If you are coming from a world of the language of parallel processes or threads like Java/C++/Kotlin etc then at the start it might be difficult to wrap your head around JS/Dart single-threaded approach. You might have heard that Javascript and Dart are single-threaded, let's deep dive into this approach. I will help you to create a good understanding of underlying concepts here.
Parallelism and Concurrency
When multiple tasks are executed on multiple cores on a machine it is called parallelism. It can be done via threads or processes on an operating system.
Concurrency on the other hand talks about where tasks take their turns to get executed on a single core. It's like a single person taking orders from a people queue.
Important points:
- No race conditions can happen between asynchronous tasks in a single-threaded environment like Dart as there is only one task running at any point in time.
- You will still need a way to enforce serialization at places where you want to enter an async function only once and others have to wait for the previous invocation to complete. We will discuss this with an example later.
- Multiple threads can have simultaneous access to memory in case of parallelism and for managing race conditions we have to use systems like mutexes which enforce atomicity of instructions.
- Dart has a way to create threads via Isolates but they don’t share a memory with other Isolates and communication can happen only via messaging.
Synchronous vs Asynchronous code
Synchronous means execution of code in step by step manner. In asynchronous execution is out of order, here certain tasks are rescheduled to be run in future. If you see in the below example, in the case of the asynchronous actual order of output is different from the written order.
Output:
First
Second
third
Output
Third
Second
First
The event loop
In dart single thread runs in what is called isolate. The isolate used by the dart itself is called the main isolate. It has its allocated memory area and no other dart isolate can access this memory. Dart uses an event loop to execute tasks that had previously been postponed. The dart has two queues: a microtask queue and an event queue. The microtask queue is mostly used internally by Dart. The event queue is for events like user touching screen, keystroke, data coming from database, file or remote server etc.

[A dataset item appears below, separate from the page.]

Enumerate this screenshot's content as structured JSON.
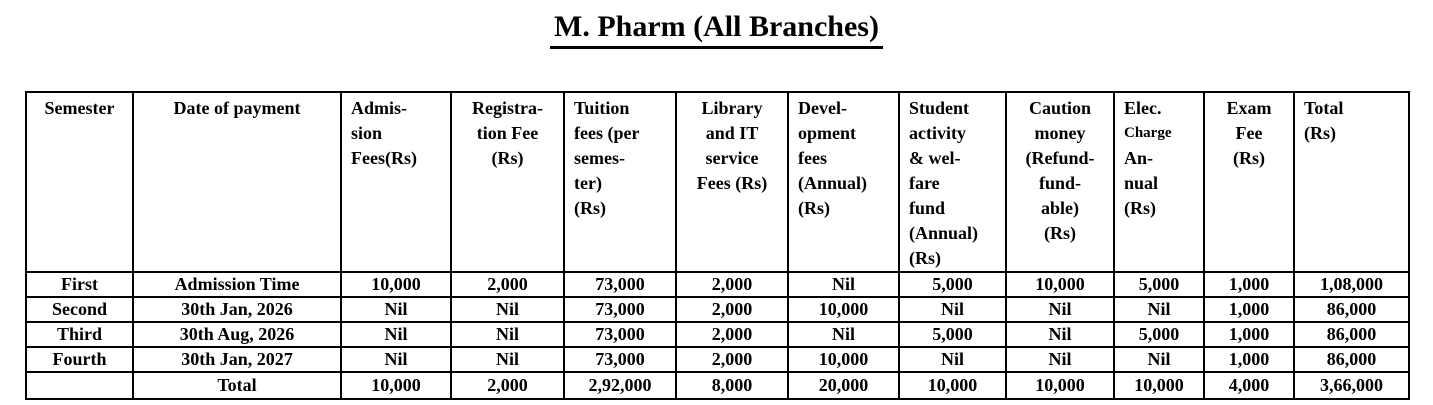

- Synchronous tasks in the main isolate always run immediately. You cannot interrupt them.
- If any long-running task needs to be postponed then Dart puts them in the event queue.
- Once synchronous tasks are finished then the event loops check tasks in the microtask queue and puts them on the main isolate for execution. This is continuous until the microtask queue is empty.

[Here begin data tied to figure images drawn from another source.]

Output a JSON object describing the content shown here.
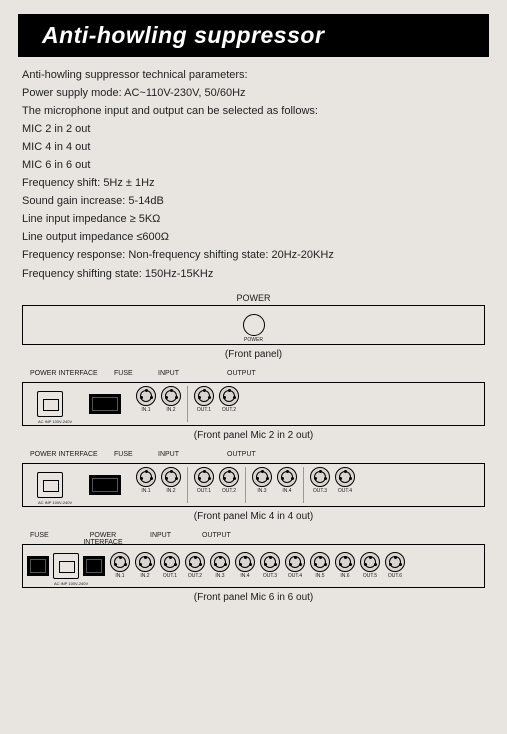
{
  "title": "Anti-howling suppressor",
  "specs": {
    "heading": "Anti-howling suppressor technical parameters:",
    "power_supply": "Power supply mode: AC~110V-230V, 50/60Hz",
    "mic_intro": "The microphone input and output can be selected as follows:",
    "mic2": "MIC 2 in 2 out",
    "mic4": "MIC 4 in 4 out",
    "mic6": "MIC 6 in 6 out",
    "freq_shift": "Frequency shift: 5Hz ± 1Hz",
    "sound_gain": "Sound gain increase: 5-14dB",
    "line_in": "Line input impedance ≥ 5KΩ",
    "line_out": "Line output impedance ≤600Ω",
    "freq_response": "Frequency response: Non-frequency shifting state: 20Hz-20KHz",
    "freq_shift_state": "Frequency shifting state: 150Hz-15KHz"
  },
  "labels": {
    "power": "POWER",
    "power_small": "POWER",
    "front_panel": "(Front panel)",
    "power_interface": "POWER INTERFACE",
    "fuse": "FUSE",
    "input": "INPUT",
    "output": "OUTPUT",
    "ac_label": "AC INP 100V-240V"
  },
  "panel2": {
    "caption": "(Front panel Mic 2 in 2 out)",
    "inputs": [
      "IN.1",
      "IN.2"
    ],
    "outputs": [
      "OUT.1",
      "OUT.2"
    ]
  },
  "panel4": {
    "caption": "(Front panel Mic 4 in 4 out)",
    "inputs": [
      "IN.1",
      "IN.2"
    ],
    "outputs": [
      "OUT.1",
      "OUT.2",
      "IN.3",
      "IN.4",
      "OUT.3",
      "OUT.4"
    ]
  },
  "panel6": {
    "caption": "(Front panel Mic 6 in 6 out)",
    "connectors": [
      "IN.1",
      "IN.2",
      "OUT.1",
      "OUT.2",
      "IN.3",
      "IN.4",
      "OUT.3",
      "OUT.4",
      "IN.5",
      "IN.6",
      "OUT.5",
      "OUT.6"
    ]
  },
  "colors": {
    "background": "#e8e5e0",
    "title_bg": "#000000",
    "title_fg": "#ffffff",
    "text": "#1a1a1a"
  }
}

- If the microtask queue and synchronous tasks queue are empty then the event loop starts picking up tasks from the event queue.
- If any new tasks enter the microtask queue then event loops pick them up before picking up any further tasks from the event queue.
- This process continues until all of the queues are empty.
An important point before we conclude this Part I
Although the dart is single-threaded it does not mean you cannot have tasks running on another thread.
- One example is when we request to read a file then that work actually happens on its own process in the system and once the work is finished it passes the result back to dart via event queue. A lot of dart I/O work from dart: io library happens this way.
- Another way to perform work on other threads is to create a new Dart isolate. Different isolates can talk to each other via messaging. Internally isolates are implemented via operating system methods such as thread and processes but internal implementation details are hidden from the application programmer.